Statistics from the Central Statistics Office indicate that some 992t of Irish beef were exported to the US in the first year of access (2015) – equating to a value of €5.452 million. Meanwhile, in 2016 a total of 1,772t of beef – valued at €9.840 million – made its way to the US.

When asked for his thoughts on why the US export figures for beef remain low; Punch suggested that it is perhaps due to a let-down on the marketing side.

“Irish beef is absolutely top of the premiere league when it comes to traceability; we have levels you wouldn’t get anywhere else in the world.

Plus, you have the marketable attributes of the Irish connection and the grass-fed angle – yet still; it isn’t working.

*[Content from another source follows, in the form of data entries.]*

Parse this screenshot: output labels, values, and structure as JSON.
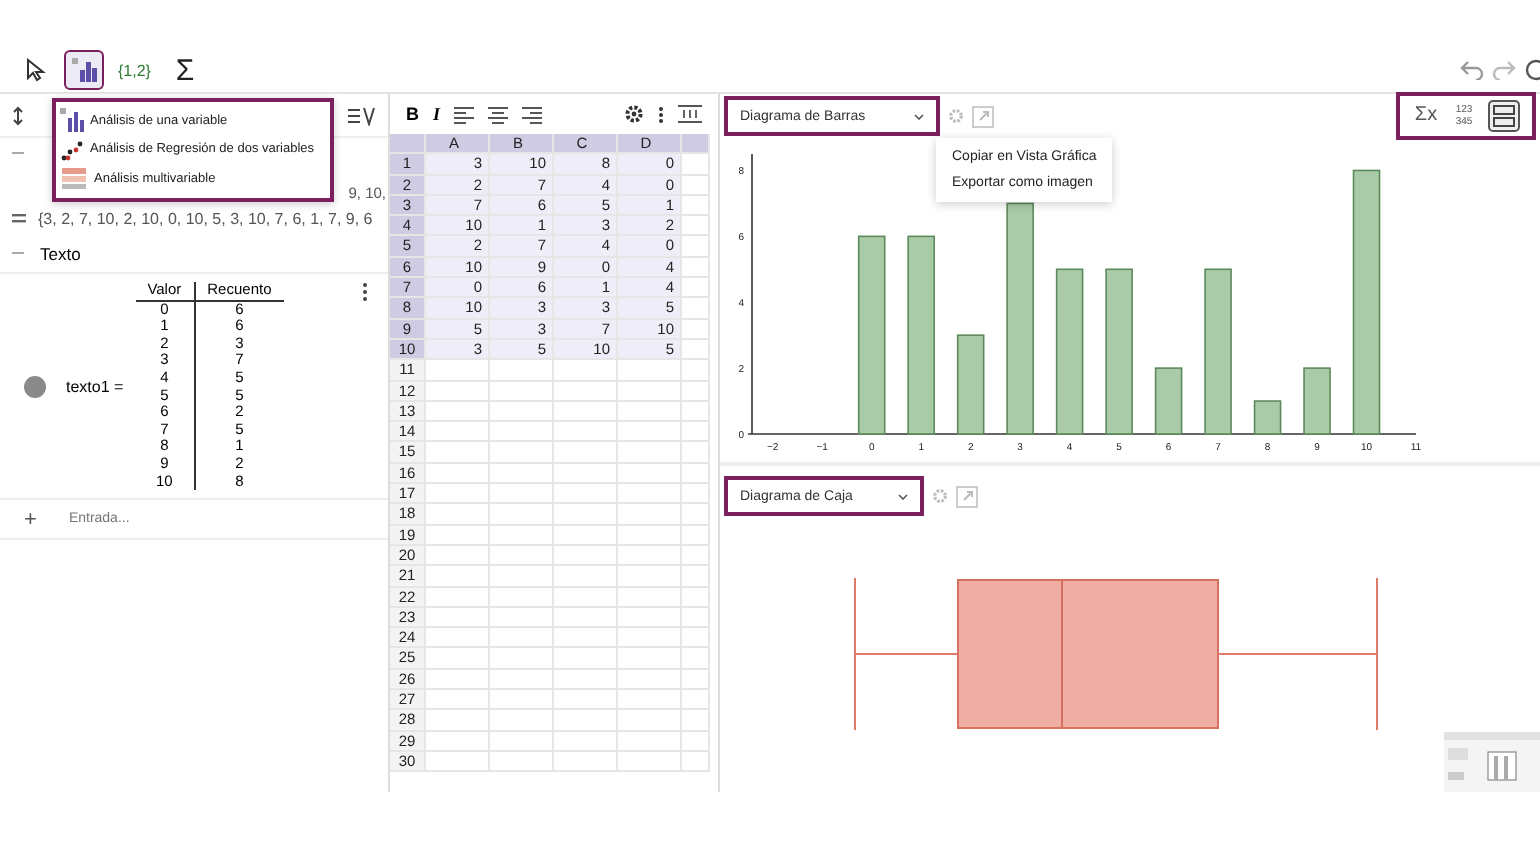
{
  "toolbar": {
    "tools": [
      {
        "kind": "pointer",
        "selected": false
      },
      {
        "kind": "stats",
        "selected": true
      },
      {
        "kind": "list",
        "label": "{1,2}",
        "selected": false
      },
      {
        "kind": "sum",
        "label": "Σ",
        "selected": false
      }
    ]
  },
  "stats_menu": {
    "items": [
      {
        "kind": "one",
        "label": "Análisis de una variable"
      },
      {
        "kind": "two",
        "label": "Análisis de Regresión de dos variables"
      },
      {
        "kind": "multi",
        "label": "Análisis multivariable"
      }
    ]
  },
  "algebra": {
    "list_fragment": "9, 10,",
    "list_line": "{3, 2, 7, 10, 2, 10, 0, 10, 5, 3, 10, 7, 6, 1, 7, 9, 6",
    "section": "Texto",
    "object_name": "texto1 =",
    "table_headers": [
      "Valor",
      "Recuento"
    ],
    "table_rows": [
      [
        "0",
        "6"
      ],
      [
        "1",
        "6"
      ],
      [
        "2",
        "3"
      ],
      [
        "3",
        "7"
      ],
      [
        "4",
        "5"
      ],
      [
        "5",
        "5"
      ],
      [
        "6",
        "2"
      ],
      [
        "7",
        "5"
      ],
      [
        "8",
        "1"
      ],
      [
        "9",
        "2"
      ],
      [
        "10",
        "8"
      ]
    ],
    "add_label": "+",
    "input_placeholder": "Entrada..."
  },
  "spreadsheet": {
    "format_buttons": [
      "B",
      "I"
    ],
    "columns": [
      "A",
      "B",
      "C",
      "D",
      ""
    ],
    "rows": [
      [
        "3",
        "10",
        "8",
        "0"
      ],
      [
        "2",
        "7",
        "4",
        "0"
      ],
      [
        "7",
        "6",
        "5",
        "1"
      ],
      [
        "10",
        "1",
        "3",
        "2"
      ],
      [
        "2",
        "7",
        "4",
        "0"
      ],
      [
        "10",
        "9",
        "0",
        "4"
      ],
      [
        "0",
        "6",
        "1",
        "4"
      ],
      [
        "10",
        "3",
        "3",
        "5"
      ],
      [
        "5",
        "3",
        "7",
        "10"
      ],
      [
        "3",
        "5",
        "10",
        "5"
      ]
    ],
    "row_numbers": [
      "1",
      "2",
      "3",
      "4",
      "5",
      "6",
      "7",
      "8",
      "9",
      "10",
      "11",
      "12",
      "13",
      "14",
      "15",
      "16",
      "17",
      "18",
      "19",
      "20",
      "21",
      "22",
      "23",
      "24",
      "25",
      "26",
      "27",
      "28",
      "29",
      "30"
    ]
  },
  "bar_panel": {
    "dropdown": "Diagrama de Barras",
    "context_menu": [
      "Copiar en Vista Gráfica",
      "Exportar como imagen"
    ],
    "stats_label": "Σx",
    "table_label": "123\n345",
    "chart_data": {
      "type": "bar",
      "x": [
        0,
        1,
        2,
        3,
        4,
        5,
        6,
        7,
        8,
        9,
        10
      ],
      "values": [
        6,
        6,
        3,
        7,
        5,
        5,
        2,
        5,
        1,
        2,
        8
      ],
      "xticks": [
        {
          "value": -2,
          "label": "−2"
        },
        {
          "value": -1,
          "label": "−1"
        },
        0,
        1,
        2,
        3,
        4,
        5,
        6,
        7,
        8,
        9,
        10,
        11
      ],
      "yticks": [
        0,
        2,
        4,
        6,
        8
      ],
      "xlim": [
        -2.5,
        11
      ],
      "ylim": [
        0,
        8.5
      ]
    }
  },
  "box_panel": {
    "dropdown": "Diagrama de Caja"
  }
}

“How do they now think electronic tagging is somehow going to be the silver bullet when we can’t persuade the Irish American diaspora to eat juicy Irish steaks in a New York or Boston steakhouse?”

‘Chinese whispers’

Following the success of Irish dairy and pork exports in China, and recent market access for Irish beef exports, Minister Creed has alluded to potential sheepmeat access down the line. He hopes that mandatory EID tagging will progress future access.

However, Punch anticipates that such access will be another slow burner.

The minster has said he is not actively pursuing sheepmeat access to China yet; and, as you know, China takes forever.

“We’re 10 years trying to get in for beef, so if we’re not actively pursuing sheepmeat at the moment in China then we ain’t going to be there anytime this side of 2030 I would say.”